Plastic tree and banana were the main crops in the area, took a walk any direction and you could lost yourself inside the field, in fact, the forest of gum tree made a pretty scene, and in the area lived many Aini(but no daily costumes), and their house are the same style like the Dai, but Dai village mostly had a temple right next to the village gate.
Note
Bus Mohan to Mengla 17 yuan
Bus Mengla to Mengman 15 yuan
15/2/09
Coming to Mengah(@1100m) yesterday, an ugly towm but settled in a nice valley surrounded by sugar cane and tea. A small episode happened on the bus trip yesterday. We departed Mengman with a full bus, but the driver still wanted more passenger and kept us wait and wait, people on board began to made noises and complained and it made the journey inside the bus quiet and unpleasure. Driver tried to drive faster in the winding road to made up with the lost time, it only send more women put
head inside plastic bag...puke! "stop,! Stop! "an old man and his wife screamed,he said his wife lost her false teeth when she puke in the plastic bag, and threw the bag out of the window afterward. everyone began to laughed, and the atmosphere was light up and people began to talked to each other and gave out suggestion for a searching team. But for 5 minutes we couldn't located the red plastic bag in question. the woman look sad, not only she need extra money to replaced the false teeth, but more important was she might not able to eat normal for a while. She was the only one felt quiet for the rest of the journey.

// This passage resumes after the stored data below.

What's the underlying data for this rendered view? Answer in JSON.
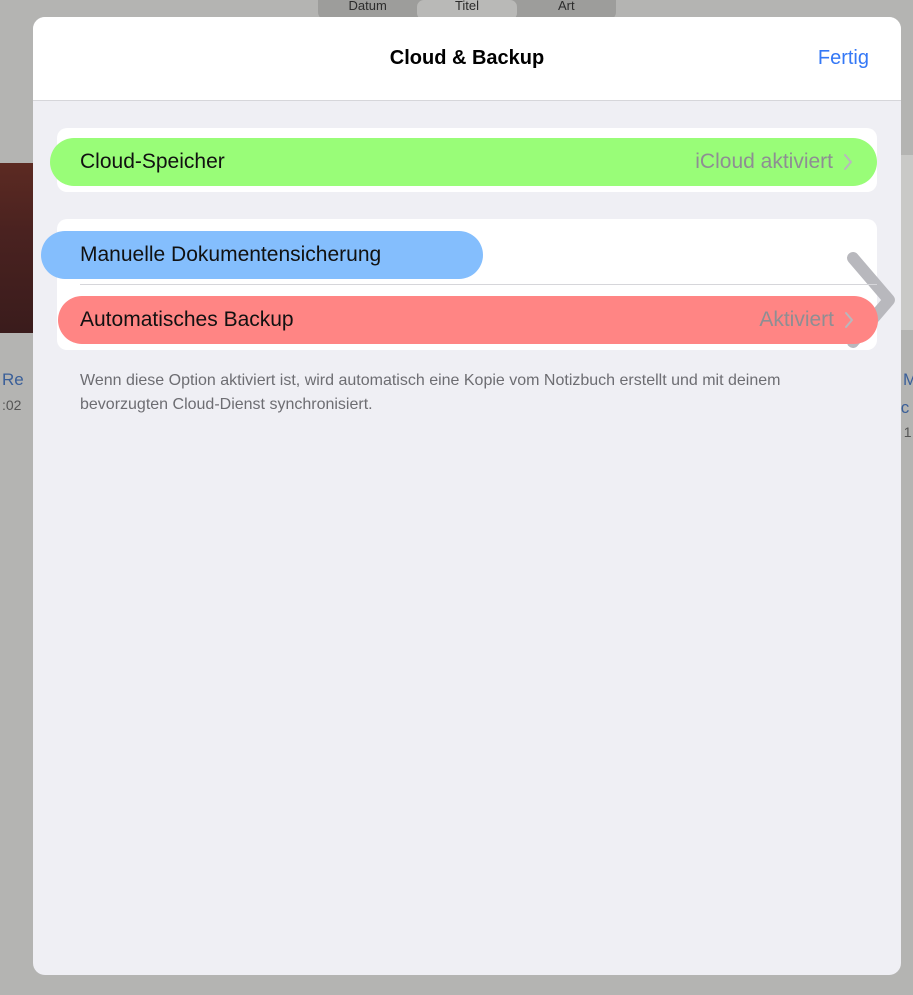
{
  "background_app": {
    "segments": [
      "Datum",
      "Titel",
      "Art"
    ],
    "left_title": "Re",
    "left_sub": ":02",
    "right_title": "M",
    "right_title2": ".c",
    "right_sub": ", 1"
  },
  "sheet": {
    "title": "Cloud & Backup",
    "done_label": "Fertig"
  },
  "rows": {
    "cloud": {
      "label": "Cloud-Speicher",
      "detail": "iCloud aktiviert",
      "highlight": "#99fd78"
    },
    "manual": {
      "label": "Manuelle Dokumentensicherung",
      "detail": "",
      "highlight": "#84befd"
    },
    "auto": {
      "label": "Automatisches Backup",
      "detail": "Aktiviert",
      "highlight": "#ff8584"
    }
  },
  "footer": "Wenn diese Option aktiviert ist, wird automatisch eine Kopie vom Notizbuch erstellt und mit deinem bevorzugten Cloud-Dienst synchronisiert."
}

The main crop in the area are sugar cane, tea and flax. And Mengah town lived mostly Dai people, house style are a little different from Mengman, the A-shape roof came all the way down to the next level, so you wouldn't see any wall and windows.

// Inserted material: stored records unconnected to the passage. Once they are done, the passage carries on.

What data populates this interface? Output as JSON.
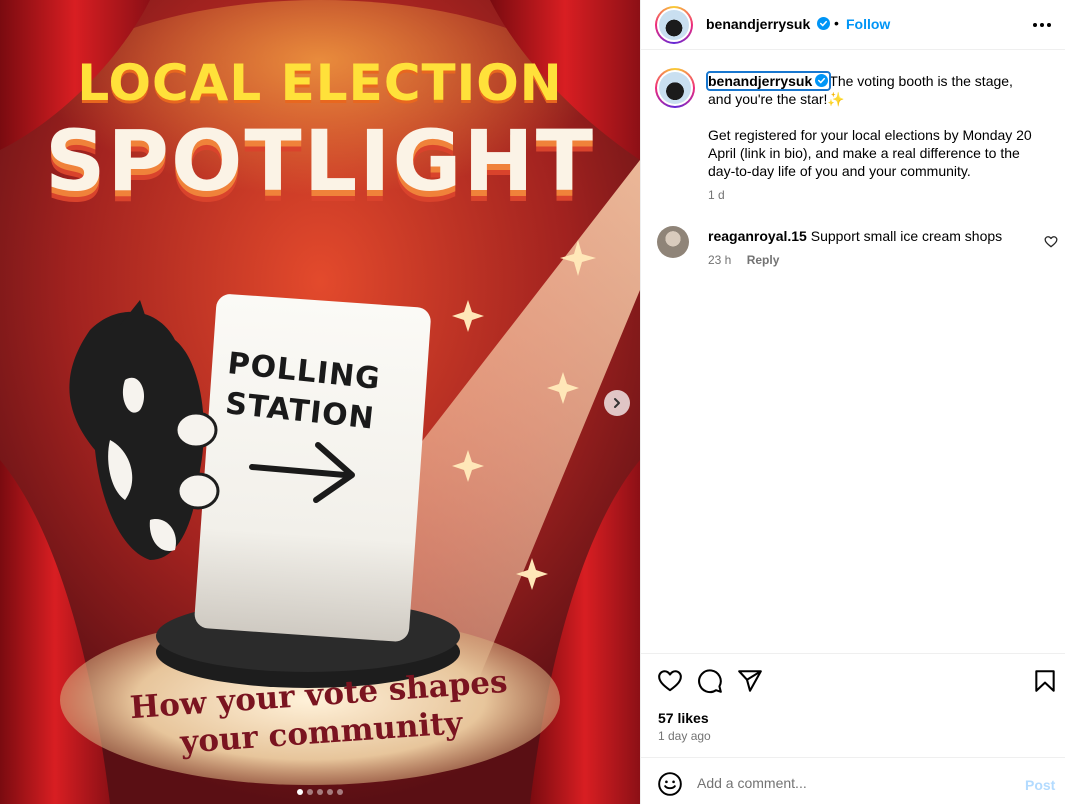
{
  "image": {
    "headline_line1": "LOCAL ELECTION",
    "headline_line2": "SPOTLIGHT",
    "sign_line1": "POLLING",
    "sign_line2": "STATION",
    "tagline_line1": "How your vote shapes",
    "tagline_line2": "your community",
    "carousel_dots": 5,
    "carousel_active_index": 0
  },
  "header": {
    "username": "benandjerrysuk",
    "separator": "•",
    "follow_label": "Follow"
  },
  "caption": {
    "username": "benandjerrysuk",
    "text_line1": "The voting booth is the stage, and you're the star!",
    "sparkle": "✨",
    "text_para2": "Get registered for your local elections by Monday 20 April (link in bio), and make a real difference to the day-to-day life of you and your community.",
    "time": "1 d"
  },
  "comments": [
    {
      "username": "reaganroyal.15",
      "text": "Support small ice cream shops",
      "time": "23 h",
      "reply_label": "Reply"
    }
  ],
  "actions": {
    "likes": "57 likes",
    "posted_ago": "1 day ago"
  },
  "add_comment": {
    "placeholder": "Add a comment...",
    "post_label": "Post"
  },
  "colors": {
    "follow": "#0095f6",
    "verified": "#0095f6",
    "post_disabled": "#b3dbff",
    "headline_yellow": "#ffe13a",
    "curtain_red": "#c3161c"
  }
}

Market today in Mengah, but not busy, "wooo...people are busy in sugar cane harvesting! "an old man told me. Looked around, excepted the usual Dai women dresses, I couldn't see any other costume in the market.

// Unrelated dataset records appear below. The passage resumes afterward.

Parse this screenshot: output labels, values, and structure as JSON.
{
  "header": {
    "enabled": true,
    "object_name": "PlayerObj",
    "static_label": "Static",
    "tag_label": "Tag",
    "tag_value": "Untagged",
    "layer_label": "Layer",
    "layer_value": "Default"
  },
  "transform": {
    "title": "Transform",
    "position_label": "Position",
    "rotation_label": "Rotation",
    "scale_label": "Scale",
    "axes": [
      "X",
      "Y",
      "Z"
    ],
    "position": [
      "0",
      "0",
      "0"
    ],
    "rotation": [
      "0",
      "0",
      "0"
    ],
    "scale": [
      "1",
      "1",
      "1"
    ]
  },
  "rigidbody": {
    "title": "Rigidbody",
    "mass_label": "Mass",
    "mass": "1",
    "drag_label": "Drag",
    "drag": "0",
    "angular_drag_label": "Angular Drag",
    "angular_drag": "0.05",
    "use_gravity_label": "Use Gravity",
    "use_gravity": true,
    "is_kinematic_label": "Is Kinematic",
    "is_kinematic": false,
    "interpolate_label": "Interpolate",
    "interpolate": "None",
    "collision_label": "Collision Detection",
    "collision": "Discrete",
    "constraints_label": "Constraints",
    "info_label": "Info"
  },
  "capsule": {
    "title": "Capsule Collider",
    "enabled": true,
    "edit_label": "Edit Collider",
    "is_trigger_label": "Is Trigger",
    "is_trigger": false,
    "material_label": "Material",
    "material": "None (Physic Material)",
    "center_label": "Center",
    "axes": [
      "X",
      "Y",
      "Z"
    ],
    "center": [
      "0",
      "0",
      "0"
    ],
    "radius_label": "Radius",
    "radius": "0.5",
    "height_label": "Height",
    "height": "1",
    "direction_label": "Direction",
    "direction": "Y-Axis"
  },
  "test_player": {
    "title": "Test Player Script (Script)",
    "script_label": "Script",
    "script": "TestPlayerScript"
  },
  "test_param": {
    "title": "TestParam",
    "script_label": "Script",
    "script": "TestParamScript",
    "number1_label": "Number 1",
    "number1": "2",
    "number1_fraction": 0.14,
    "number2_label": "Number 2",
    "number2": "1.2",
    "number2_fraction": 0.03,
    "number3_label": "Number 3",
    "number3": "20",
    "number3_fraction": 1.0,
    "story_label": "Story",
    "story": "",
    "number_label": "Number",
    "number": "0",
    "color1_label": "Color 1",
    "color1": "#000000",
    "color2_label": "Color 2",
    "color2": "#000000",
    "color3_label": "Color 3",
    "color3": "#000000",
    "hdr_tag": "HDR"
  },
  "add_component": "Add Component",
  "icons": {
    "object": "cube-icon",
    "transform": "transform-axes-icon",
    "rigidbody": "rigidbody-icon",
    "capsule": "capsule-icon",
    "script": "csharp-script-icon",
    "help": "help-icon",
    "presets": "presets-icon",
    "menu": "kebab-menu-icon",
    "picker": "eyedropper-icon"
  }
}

Yes...I saw a black turban wrapped head. "are you Lahu? "I asked as this area also lived many Lahu people. "no, I am Han" the woman replied. Look closely, yes...I saw the same in YongNing last year in Ninglang area. "are you Han?" I asked another turban head woman, "no, I am Lahu. "she replied. Looked closely, yes...a little different, she had a knee-length dark apron, and together with a rectangular panel in front like the Miao. Again I asked another wrapped head woman and this time she said she was Bulang. Haa...she dressed exactly like the Lahu only without the front panel. "we changed the way of dress nowadays, we used to wear skirt" she said. So...that was it, together with couple of Aini women, it made up the whole tribal scene in the market. People here are extremely nice and honest, it made the walk around rather comfortable and relaxing.
Note
Bus Mengman to Jinghong 45 yuan
Bus Jinghong to Menghai 13 yuan
Bus Menghai to Mengah 7 yuan
16/2/09
DaiMenglong(@650m) used to be busy and crowded with chinese tourist, or to be more precise...gambler! As many chinese came here exited the country into Burma
heading for the casino. Most of them were government official or people with connection and privilege, to stopped the money liquidated underground, chinese government blocked this venue and DaiMengLong was deserted. But even without the patronage of the gamblers, you could still feel the richness around town. Houses are nice and tidy. Plastic tree surrounded the valley, about 2km from town was the only sight in DaiMengLong, the Manfeilong stupa, which was more than 800 years old, the whole white structure was composed by 9 towers(1large + 8 small) in octagonal form and with a round foundation. Very beautiful.
No market date in this area too, mean..."everyday has market"!